During an MRI exam, you will lie on a moveable exam table that will slowly move into the machine. This procedure is non-invasive and there is no pain associated with this exam. Some of the common distractions or discomforts include the loud tapping noises that are often made by the machine or the close proximity to the MRI machine. For patients who are claustrophobic or who become uncomfortable in these situations, they may be prescribed a mild sedative to be taken before the exam.
You also may notice a warm feeling in the area being studied. This is normal but you should not be afraid to communicate to the technologist if it bothers you. A technologist will always be available, monitoring you throughout the exam if any concerns arise.
During cardiac MRI, your heart beat will be monitored and you will be asked to hold your breath for short periods of time while images are recorded.
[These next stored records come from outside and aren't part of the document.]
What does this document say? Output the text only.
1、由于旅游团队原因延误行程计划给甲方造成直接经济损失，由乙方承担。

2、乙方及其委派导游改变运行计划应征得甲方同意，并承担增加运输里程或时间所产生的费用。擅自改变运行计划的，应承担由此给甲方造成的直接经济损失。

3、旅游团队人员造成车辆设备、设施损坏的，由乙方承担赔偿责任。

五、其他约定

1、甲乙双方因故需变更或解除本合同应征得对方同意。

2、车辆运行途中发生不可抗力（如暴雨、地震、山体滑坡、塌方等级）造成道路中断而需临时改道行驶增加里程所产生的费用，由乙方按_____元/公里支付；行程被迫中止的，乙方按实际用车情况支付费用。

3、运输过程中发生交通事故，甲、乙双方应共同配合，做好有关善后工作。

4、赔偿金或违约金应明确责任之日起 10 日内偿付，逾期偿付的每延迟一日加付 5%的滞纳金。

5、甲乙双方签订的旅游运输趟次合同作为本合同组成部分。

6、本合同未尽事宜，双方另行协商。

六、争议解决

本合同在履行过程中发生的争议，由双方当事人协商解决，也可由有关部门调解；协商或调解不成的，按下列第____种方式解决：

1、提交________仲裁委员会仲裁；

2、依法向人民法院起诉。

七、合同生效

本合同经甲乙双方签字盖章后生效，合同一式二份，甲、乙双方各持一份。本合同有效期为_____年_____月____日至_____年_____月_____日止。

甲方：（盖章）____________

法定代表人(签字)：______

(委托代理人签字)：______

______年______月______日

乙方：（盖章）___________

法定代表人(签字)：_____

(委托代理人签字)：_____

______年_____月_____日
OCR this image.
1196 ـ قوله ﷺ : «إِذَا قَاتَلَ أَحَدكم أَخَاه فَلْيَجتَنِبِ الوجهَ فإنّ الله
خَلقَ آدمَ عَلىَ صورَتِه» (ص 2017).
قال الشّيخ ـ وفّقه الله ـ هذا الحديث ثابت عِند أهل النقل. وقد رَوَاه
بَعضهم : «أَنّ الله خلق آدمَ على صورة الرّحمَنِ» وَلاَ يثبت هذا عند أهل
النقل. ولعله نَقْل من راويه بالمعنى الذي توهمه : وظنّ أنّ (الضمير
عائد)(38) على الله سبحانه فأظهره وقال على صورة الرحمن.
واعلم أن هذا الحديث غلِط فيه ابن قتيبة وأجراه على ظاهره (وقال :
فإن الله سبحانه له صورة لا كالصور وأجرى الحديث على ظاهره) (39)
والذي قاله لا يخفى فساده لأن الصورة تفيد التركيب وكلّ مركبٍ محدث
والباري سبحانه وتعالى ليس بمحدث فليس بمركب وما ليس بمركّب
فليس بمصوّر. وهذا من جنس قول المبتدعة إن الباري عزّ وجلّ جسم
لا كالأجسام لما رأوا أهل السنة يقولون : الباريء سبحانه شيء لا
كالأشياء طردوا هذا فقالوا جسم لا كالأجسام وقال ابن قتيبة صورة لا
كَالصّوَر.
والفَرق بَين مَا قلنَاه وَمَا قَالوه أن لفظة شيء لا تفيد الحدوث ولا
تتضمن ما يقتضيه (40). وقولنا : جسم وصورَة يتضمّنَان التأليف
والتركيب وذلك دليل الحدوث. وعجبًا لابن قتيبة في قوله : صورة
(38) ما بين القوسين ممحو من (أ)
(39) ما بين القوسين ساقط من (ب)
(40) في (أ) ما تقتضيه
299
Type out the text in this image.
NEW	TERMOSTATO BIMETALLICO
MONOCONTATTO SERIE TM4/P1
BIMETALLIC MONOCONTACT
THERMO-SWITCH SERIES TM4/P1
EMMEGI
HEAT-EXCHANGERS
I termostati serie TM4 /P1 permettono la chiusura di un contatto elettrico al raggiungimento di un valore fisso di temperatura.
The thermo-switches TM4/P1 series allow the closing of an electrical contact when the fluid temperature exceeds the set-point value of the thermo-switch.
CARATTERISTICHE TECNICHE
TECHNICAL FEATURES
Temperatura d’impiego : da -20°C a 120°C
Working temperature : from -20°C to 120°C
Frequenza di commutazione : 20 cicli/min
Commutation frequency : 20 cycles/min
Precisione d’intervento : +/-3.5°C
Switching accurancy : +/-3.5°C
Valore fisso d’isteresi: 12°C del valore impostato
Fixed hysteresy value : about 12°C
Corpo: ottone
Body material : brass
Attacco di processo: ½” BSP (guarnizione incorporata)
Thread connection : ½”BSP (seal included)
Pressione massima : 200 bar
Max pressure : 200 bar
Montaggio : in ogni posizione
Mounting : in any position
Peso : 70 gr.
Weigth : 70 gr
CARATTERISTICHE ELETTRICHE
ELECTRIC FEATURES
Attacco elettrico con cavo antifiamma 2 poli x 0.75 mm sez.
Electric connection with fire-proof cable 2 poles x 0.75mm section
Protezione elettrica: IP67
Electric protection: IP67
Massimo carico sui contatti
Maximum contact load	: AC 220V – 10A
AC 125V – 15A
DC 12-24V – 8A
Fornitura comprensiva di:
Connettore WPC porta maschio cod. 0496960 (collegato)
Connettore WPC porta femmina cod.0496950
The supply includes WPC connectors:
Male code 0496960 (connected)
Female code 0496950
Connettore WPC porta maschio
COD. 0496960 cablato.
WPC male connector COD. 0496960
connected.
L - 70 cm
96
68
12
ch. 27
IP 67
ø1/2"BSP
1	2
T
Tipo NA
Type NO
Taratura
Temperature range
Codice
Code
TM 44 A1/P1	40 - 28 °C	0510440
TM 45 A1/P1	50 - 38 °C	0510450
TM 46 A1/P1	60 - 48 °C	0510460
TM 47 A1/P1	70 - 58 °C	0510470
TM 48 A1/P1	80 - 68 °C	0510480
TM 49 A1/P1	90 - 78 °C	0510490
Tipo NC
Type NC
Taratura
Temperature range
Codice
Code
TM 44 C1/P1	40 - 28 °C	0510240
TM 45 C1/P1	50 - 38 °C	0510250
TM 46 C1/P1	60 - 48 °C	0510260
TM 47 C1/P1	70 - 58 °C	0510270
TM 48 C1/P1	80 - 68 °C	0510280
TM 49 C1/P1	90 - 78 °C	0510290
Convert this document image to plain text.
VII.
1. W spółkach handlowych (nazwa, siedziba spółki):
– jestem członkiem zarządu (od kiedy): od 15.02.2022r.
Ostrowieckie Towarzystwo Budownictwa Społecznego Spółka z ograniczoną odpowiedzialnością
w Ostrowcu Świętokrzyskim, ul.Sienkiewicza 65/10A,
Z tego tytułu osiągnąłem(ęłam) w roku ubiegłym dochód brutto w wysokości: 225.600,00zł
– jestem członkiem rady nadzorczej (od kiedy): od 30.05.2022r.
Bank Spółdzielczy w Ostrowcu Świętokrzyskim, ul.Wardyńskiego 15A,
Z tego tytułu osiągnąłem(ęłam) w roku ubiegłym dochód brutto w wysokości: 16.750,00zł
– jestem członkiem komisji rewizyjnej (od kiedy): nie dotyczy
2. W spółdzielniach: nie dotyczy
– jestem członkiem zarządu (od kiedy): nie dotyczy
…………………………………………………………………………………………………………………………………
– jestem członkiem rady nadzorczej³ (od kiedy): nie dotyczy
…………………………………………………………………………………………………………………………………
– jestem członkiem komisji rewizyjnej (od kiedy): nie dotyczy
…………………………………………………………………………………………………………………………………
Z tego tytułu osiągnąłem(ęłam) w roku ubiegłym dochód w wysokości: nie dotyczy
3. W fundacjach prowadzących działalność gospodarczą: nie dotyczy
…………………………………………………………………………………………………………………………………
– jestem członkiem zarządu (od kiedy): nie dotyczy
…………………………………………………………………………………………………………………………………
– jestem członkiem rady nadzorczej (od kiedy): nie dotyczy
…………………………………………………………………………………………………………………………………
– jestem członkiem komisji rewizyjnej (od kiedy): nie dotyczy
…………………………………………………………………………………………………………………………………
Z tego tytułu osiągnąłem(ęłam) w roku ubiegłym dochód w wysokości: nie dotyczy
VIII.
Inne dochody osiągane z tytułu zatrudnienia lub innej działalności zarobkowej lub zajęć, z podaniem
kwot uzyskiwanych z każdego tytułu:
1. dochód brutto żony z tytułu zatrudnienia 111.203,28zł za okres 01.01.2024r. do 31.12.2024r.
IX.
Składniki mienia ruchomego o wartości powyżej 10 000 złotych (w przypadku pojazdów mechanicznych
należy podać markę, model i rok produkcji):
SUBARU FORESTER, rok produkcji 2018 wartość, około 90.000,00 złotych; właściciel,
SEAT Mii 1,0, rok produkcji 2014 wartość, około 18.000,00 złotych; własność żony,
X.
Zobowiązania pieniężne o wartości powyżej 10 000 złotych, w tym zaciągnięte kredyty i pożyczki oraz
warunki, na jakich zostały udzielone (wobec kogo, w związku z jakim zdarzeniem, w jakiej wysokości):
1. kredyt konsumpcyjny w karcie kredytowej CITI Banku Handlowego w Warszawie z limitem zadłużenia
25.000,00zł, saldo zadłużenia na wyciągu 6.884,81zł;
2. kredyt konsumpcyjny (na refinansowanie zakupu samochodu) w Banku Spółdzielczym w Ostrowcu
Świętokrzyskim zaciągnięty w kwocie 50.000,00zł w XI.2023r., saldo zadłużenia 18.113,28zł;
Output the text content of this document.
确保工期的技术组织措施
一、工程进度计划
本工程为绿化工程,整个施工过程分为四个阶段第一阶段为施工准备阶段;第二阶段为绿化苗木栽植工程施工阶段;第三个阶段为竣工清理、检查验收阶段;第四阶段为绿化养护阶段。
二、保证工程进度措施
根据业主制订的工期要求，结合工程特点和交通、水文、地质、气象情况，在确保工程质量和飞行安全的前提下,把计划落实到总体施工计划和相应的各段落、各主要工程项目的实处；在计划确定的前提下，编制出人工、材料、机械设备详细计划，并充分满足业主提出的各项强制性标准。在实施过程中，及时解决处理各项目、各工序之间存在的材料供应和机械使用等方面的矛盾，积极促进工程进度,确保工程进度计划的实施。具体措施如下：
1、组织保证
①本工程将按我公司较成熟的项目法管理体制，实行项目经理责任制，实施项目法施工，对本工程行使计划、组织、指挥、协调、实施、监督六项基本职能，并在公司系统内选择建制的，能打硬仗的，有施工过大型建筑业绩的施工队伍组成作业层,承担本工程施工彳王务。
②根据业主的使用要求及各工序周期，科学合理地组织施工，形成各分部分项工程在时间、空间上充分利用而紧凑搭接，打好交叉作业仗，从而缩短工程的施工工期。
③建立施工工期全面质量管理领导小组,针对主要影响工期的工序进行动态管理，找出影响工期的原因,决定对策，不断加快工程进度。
It is normal for the area of your body being imaged to feel slightly warm, but if it bothers you, notify the radiologist or technologist. It is important that you remain perfectly still while the images are being obtained, which is typically only a few seconds to a few minutes at a time. You will know when images are being recorded because you will hear and feel loud tapping or thumping sounds when the coils that generate the radiofrequency pulses are activated. Some centers provide earplugs, while others use headphones to reduce the intensity of the sounds made by the MRI machine. You may be able to relax between imaging sequences, but will be asked to maintain your position without movement as much as possible.
In some cases, intravenous injection of contrast material may be administered before the images are obtained. The intravenous needle may cause you some discomfort when it is inserted and you may experience some bruising. There is also a very small chance of irritation of your skin at the site of the IV tube insertion. Some patients may sense a temporary metallic taste in their mouth after the contrast injection.